Luis Romani (México, 1994) afila su pluma mordaz en este relato corto (publicado en primicia) que nos arrastra y sumerge en la corriente de la soledad, el deseo sexual y la definición del amor.

No sé cómo pasó, pero pasó. Uno no sabe cómo de repente pasa de hablar de películas y vacaciones a decir sí, me gustaría que probaras mi leche. Llevaba como tres días platicando con este wey sobre un libro que yo no había leído, pero sí escuchado, y él, ya había leído, aunque no le gustaran los libros. No sé si fue casualidad, suerte, destino o lugar común, pero Manuel me preguntó si me gustaría preñarlo.

Sí, estaría rico, le puse, y la idea me prendió, en palabras. La verdad que la imagen mental de nosotros cogiendo me ponía duro, pero mi cabeza no dejaba de ver múltiples escenarios dolorosos, incómodos y antihigiénicos que podrían rodear a ese supuesto encuentro; el cual involucraba trasladarme hasta su ubicación, conocerlo, saludarlo previo a su partido, echarle porras, y una vez que perdiera, porque eso fue lo que él dijo, una vez que perdiera, llevármelo a algún lugar escondido de la cancha, castigarlo a vergazos y hacerle saber que yo era su hombre.

No soy mojigato ni nada, sólo que a medida que iba creciendo sentía que los encuentros cada vez se volvían más rudos, insulsos y, sobre todo, retóricos. Se proponían con demasiada y específica fantasía para que al final terminaran bien sosos. Uno se calienta entre palabra e imagen. Me la he jalado con solo leer, a pesar de que las fantasías y fetiches casi siempre sean los mismos. Me sorprende lo limitado que tenemos el concepto de erotismo. Todo es rudeza, sometimiento y aguante. Nunca he leído a alguien que diga que le gusta tierno y despacio. El sexo luce magnífico en teoría y en la práctica sigue igual que hace mil años.

Todas estas cosas en la cabeza hacían que me diera jaqueca mientras Manuel y su equipo le daban manotazos a la pelota. Yo soy muy básico para follar, lo admito. Me gusta darle al otro, terminar y listo. Nada especial. Solo un ser humano. La esta cosa de la naturaleza que somos hace que batallemos constantemente con nuestra condición social en la tragicomedia de la vida. Otra vez tengo estos pensamientos mientras el equipo de Manuel pierde dos tiros. No sé cómo se cuentan los goles en el voleibol. Él voltea a verme, le sonrío como si sintiera algo por él, como si tuviera que mantener las apariencias y que nadie note que nos conocimos hace treinta minutos.

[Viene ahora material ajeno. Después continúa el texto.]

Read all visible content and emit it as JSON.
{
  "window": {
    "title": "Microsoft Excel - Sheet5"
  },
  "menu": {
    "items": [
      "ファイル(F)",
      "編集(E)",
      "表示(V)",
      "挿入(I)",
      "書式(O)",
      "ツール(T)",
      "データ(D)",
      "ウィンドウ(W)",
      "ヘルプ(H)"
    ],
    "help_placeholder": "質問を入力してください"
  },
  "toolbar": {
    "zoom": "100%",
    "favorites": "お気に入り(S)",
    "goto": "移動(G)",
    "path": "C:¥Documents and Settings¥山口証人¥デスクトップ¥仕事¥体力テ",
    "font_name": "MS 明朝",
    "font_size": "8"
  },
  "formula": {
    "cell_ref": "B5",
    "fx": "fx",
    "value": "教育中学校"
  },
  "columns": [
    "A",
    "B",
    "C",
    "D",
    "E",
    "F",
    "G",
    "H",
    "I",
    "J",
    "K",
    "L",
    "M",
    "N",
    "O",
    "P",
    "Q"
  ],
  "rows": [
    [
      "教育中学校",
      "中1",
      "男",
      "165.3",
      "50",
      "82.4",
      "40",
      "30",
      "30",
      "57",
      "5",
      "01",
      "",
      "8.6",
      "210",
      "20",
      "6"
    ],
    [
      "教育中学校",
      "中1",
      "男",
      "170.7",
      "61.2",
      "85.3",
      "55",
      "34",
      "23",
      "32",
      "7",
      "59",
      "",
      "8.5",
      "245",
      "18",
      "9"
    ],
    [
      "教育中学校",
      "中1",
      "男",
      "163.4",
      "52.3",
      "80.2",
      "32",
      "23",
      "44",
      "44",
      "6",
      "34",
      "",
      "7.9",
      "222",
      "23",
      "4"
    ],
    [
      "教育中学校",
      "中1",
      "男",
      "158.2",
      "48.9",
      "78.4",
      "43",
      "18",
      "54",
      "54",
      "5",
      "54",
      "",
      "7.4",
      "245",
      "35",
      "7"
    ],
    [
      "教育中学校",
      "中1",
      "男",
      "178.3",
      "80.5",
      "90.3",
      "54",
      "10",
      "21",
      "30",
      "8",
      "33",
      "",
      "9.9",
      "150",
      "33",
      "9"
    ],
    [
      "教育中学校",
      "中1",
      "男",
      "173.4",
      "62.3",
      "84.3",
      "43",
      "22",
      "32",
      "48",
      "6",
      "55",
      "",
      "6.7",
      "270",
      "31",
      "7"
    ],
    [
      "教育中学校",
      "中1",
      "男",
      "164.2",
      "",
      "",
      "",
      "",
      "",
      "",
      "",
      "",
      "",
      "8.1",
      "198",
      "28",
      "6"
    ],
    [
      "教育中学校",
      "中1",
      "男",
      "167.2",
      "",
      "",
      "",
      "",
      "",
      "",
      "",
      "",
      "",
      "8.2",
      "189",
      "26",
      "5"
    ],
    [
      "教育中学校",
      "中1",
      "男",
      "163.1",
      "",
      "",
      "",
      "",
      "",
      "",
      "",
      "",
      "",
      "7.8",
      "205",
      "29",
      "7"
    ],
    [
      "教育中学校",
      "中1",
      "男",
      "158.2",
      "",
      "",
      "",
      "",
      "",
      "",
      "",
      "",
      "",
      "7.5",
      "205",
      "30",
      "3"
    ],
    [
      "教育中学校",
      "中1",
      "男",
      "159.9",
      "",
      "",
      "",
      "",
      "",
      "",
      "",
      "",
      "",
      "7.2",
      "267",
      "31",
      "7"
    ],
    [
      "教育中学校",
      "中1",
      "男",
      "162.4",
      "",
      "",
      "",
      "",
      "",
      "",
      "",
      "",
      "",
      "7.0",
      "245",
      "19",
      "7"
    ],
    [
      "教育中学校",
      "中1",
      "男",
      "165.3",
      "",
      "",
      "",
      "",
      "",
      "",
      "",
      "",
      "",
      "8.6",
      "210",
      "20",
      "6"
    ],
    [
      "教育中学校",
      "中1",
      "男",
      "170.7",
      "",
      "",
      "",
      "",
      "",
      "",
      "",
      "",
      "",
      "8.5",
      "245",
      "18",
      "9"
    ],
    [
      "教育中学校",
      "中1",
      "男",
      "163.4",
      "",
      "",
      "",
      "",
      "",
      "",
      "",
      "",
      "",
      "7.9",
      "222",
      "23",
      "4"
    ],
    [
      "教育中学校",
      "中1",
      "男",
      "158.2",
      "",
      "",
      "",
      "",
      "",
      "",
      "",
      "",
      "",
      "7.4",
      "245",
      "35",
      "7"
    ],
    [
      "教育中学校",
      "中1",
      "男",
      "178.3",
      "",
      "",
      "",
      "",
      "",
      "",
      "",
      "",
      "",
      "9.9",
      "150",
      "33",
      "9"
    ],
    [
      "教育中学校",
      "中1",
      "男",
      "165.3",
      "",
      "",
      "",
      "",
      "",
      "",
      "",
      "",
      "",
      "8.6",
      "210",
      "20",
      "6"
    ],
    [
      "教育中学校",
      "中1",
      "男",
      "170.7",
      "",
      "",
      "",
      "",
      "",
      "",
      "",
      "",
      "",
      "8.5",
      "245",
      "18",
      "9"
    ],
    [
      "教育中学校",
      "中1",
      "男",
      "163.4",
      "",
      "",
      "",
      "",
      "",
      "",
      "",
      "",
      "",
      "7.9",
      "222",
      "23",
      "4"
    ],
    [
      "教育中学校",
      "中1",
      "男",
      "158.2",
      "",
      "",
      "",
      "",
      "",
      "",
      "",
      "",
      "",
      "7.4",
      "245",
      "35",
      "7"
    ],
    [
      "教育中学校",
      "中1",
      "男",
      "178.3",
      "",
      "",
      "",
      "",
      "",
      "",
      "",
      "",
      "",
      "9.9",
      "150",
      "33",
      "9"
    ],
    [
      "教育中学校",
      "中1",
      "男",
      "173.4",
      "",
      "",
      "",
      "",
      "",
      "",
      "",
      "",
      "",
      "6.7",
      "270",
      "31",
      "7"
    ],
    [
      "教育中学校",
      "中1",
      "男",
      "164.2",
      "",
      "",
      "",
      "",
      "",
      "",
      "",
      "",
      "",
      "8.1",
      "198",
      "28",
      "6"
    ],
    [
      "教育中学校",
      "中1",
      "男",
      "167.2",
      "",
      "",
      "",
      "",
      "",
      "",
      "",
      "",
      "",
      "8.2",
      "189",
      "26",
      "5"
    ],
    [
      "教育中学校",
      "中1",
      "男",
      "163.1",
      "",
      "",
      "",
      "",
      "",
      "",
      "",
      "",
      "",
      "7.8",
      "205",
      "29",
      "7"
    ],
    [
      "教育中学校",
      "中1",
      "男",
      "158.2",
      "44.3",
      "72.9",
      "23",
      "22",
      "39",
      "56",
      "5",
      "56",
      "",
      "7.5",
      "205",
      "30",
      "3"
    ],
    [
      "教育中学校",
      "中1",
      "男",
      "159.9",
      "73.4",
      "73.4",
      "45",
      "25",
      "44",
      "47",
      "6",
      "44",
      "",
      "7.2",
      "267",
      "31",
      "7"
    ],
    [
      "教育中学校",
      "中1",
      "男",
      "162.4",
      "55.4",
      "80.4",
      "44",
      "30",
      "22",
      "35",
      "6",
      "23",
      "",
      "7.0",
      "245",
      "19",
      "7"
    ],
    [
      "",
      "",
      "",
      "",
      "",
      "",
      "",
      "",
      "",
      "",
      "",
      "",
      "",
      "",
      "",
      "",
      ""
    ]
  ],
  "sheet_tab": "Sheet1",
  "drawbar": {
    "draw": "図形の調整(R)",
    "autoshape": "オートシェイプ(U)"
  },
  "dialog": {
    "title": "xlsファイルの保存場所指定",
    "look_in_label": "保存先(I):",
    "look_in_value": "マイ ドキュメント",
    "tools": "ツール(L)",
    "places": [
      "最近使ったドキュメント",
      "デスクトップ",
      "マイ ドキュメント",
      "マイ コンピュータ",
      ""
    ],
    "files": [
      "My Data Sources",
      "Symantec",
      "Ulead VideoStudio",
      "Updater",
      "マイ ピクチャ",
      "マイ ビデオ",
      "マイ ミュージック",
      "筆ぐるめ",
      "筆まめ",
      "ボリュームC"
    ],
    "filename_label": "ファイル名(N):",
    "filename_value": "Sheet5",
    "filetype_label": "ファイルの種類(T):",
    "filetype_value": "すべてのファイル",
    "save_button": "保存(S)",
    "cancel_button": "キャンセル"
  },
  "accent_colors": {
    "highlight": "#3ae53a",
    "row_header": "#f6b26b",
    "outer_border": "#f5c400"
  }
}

Lo que le excita a Manuel es que todos en su equipo piensan que es muy hombrecito y después yo le voy a abrir las nalgas mientras él dice, gime y cito “todo esto es tuyo, papi”. Todo suena tan estereotípico y falocentrista, pero así es. Somos un cliché. Hay que abrazarlo. No entiendo por qué luchar contra eso. Que ya nadie crea que somos bien putos, pero en realidad sí somos bien putos, nos gusta mantenerlo en secreto y en privado porque con quien vamos a la cama no debe importarle a nadie aunque las pancartas digan que lo personal es político. ¡El culo nos controla cabrón! y yo ya no le estoy sacando provecho. Estoy a punto de satisfacer la fantasía de un tipo que ni me gusta. Al menos él sabe que está ganando algo. ¿Qué gano yo al cumplirle esta fantasía? Ahora pienso nada más en lo cansado que me voy a sentir después. Tal vez lo mejor sea ir a casa antes de que llueva, cenar y seguir viendo una serie que le da sentido a mi existencia. Lo siento, Manuel, pero hoy no.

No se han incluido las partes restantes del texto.